Several members of the Texas Center for Justice and Equity, a non-profit organization working to combat racist policing and mass incarceration, set up a booth on the campus of Huston-Tillotson near the end of the event.
“A lot of people have a connotation that those who commit a crime deserve what they get,” said Sarah Reyes, a policy analyst with the Texas Center for Justice and Equity. Part of her organization’s mission is to put an end to that mindset, if not otherwise reverse adverse conditions for incarcerated people, particularly youth, through research, policy advocacy at the Texas Legislature and public awareness campaigns.
Members of the organization carried signs that read “Finish the Five,” a nod to the group’s goal to close the five juvenile justice facilities in Texas.
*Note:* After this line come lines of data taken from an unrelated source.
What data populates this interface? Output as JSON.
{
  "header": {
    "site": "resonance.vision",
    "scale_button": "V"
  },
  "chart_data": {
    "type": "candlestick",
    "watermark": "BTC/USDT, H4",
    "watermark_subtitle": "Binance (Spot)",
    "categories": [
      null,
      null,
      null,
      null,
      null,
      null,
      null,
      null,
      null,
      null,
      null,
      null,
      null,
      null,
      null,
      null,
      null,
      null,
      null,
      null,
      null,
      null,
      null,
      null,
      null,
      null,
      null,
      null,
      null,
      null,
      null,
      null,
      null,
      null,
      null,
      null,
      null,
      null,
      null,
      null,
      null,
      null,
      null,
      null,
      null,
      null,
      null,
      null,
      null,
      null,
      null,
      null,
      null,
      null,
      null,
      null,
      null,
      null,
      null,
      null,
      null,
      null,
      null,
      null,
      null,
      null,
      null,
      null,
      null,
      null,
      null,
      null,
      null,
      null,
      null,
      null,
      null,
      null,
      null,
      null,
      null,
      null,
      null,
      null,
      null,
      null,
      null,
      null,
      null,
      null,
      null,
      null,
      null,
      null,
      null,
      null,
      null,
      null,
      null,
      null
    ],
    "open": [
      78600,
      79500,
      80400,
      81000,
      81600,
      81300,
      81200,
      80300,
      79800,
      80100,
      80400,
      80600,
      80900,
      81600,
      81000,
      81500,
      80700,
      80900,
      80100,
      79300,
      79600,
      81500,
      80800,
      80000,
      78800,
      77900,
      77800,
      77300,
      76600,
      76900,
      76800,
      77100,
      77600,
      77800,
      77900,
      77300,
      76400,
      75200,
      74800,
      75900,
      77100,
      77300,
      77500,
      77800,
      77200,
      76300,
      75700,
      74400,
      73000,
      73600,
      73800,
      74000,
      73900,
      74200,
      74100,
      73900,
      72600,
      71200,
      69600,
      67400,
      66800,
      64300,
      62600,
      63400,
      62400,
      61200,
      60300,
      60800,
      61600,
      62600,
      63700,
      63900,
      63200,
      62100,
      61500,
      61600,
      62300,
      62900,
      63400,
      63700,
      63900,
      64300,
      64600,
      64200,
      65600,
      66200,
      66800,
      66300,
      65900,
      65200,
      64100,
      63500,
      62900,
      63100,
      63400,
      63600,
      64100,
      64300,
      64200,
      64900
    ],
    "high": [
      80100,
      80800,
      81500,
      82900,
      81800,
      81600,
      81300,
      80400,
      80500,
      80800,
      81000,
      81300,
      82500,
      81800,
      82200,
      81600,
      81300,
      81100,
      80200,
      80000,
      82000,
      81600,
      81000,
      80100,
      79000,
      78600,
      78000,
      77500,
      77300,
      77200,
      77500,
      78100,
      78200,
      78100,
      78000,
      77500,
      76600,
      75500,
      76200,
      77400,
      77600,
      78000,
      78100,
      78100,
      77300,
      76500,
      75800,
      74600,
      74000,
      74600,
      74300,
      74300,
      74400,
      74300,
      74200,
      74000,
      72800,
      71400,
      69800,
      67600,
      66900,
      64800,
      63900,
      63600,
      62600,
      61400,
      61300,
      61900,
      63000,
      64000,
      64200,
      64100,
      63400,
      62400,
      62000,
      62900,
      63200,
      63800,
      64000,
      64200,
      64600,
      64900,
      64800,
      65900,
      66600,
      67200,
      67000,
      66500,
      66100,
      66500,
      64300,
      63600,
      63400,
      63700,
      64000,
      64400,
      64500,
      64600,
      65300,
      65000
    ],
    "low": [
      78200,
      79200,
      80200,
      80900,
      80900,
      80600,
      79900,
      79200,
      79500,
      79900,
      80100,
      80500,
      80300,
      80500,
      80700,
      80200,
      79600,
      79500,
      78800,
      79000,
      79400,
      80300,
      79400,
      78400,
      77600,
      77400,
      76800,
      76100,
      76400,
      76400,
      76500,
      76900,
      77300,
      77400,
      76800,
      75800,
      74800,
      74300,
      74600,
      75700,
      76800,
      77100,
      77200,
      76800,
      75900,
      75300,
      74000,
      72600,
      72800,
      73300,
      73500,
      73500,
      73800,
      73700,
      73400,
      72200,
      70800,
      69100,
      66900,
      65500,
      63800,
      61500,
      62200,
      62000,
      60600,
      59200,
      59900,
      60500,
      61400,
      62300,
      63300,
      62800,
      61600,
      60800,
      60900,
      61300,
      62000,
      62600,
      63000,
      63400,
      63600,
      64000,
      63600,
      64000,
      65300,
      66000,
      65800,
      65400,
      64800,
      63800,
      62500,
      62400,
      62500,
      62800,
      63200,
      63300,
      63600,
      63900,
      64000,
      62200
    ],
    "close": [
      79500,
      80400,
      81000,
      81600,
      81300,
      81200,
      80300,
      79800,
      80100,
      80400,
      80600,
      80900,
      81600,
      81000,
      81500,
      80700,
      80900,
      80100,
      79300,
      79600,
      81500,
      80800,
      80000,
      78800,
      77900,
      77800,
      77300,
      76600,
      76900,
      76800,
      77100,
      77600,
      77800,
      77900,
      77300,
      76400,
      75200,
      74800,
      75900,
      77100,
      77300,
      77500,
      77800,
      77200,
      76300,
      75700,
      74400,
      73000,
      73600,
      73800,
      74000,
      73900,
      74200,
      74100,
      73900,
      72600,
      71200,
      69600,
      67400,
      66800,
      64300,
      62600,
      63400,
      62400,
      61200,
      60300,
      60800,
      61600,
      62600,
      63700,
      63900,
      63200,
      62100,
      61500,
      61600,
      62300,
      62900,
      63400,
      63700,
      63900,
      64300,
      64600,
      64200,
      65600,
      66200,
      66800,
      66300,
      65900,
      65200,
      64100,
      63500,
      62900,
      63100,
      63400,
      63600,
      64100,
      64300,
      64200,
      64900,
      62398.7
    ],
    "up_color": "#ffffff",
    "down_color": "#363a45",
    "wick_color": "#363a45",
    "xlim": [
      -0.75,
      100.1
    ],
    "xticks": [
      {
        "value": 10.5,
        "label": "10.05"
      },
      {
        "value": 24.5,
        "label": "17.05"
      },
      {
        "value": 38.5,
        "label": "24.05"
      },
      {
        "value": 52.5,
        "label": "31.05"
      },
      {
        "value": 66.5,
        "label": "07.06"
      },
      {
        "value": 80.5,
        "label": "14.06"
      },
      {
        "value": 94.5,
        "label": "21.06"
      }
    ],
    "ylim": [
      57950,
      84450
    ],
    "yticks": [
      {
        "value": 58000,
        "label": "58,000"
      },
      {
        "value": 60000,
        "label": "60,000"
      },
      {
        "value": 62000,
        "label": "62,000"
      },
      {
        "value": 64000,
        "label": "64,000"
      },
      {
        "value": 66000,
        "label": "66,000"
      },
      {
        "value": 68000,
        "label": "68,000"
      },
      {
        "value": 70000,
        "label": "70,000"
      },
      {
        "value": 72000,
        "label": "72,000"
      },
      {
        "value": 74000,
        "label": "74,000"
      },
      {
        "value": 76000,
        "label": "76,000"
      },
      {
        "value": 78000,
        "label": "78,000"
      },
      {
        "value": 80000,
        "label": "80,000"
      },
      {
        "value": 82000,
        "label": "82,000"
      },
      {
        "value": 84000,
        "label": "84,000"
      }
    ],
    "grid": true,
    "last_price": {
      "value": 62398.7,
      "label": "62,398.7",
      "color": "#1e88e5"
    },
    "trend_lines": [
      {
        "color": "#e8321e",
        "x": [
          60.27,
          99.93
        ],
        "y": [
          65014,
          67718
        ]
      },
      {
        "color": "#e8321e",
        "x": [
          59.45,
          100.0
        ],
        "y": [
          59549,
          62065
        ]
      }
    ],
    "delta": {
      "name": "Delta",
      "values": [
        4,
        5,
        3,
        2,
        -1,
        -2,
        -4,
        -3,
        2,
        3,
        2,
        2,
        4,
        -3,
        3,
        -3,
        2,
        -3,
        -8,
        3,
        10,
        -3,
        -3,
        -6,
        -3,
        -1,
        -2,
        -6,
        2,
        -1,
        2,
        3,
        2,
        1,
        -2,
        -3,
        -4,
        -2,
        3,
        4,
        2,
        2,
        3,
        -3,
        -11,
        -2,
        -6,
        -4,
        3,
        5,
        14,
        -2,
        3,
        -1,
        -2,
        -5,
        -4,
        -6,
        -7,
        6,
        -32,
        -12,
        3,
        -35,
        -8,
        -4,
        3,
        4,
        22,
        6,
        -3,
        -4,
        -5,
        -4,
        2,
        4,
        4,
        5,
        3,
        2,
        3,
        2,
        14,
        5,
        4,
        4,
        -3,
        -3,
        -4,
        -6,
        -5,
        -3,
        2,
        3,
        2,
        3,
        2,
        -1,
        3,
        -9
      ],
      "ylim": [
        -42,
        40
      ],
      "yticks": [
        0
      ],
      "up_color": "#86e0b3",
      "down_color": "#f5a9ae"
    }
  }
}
African-American youth are disproportionately locked up in youth prisons in Texas and around the nation — Black youth are more than four times as likely to be detained or committed to juvenile detention facilities compared to their white peers, according to 2021 figures from The Sentencing Project.
In Texas, scandals, including sexual abuse and violence, have plagued youth prisons for decades.
State Rep. James Talarico (D-Round Rock) attended the MLK day event in solidarity with the Texas Center of Education and Justice. “I’m marching with activists to protest the human rights abuses in Texas youth prisons,” Talarico wrote on Twitter. “Dr. King devoted his life to the most marginalized members of our community. If he were alive today, I think he would be marching alongside us.”
Several speakers addressed the crowd from the south steps of the Capitol building, which is undergoing renovations and was surrounded by construction scaffolding.
“We almost thought we weren’t going to be able to have the program because we weren’t going to have a space to be able to do it,” Austin Area Heritage Council member Joya Hayes said. “I want you to know that our community is under construction,” Hayes said.
Hayes urged the crowd to continue the fight for racial justice beyond simply attending a march on MLK day. “This must be a life decision that we are going to guarantee that we are heard, that we are respected, and the things that need to happen to prosper our community take place.”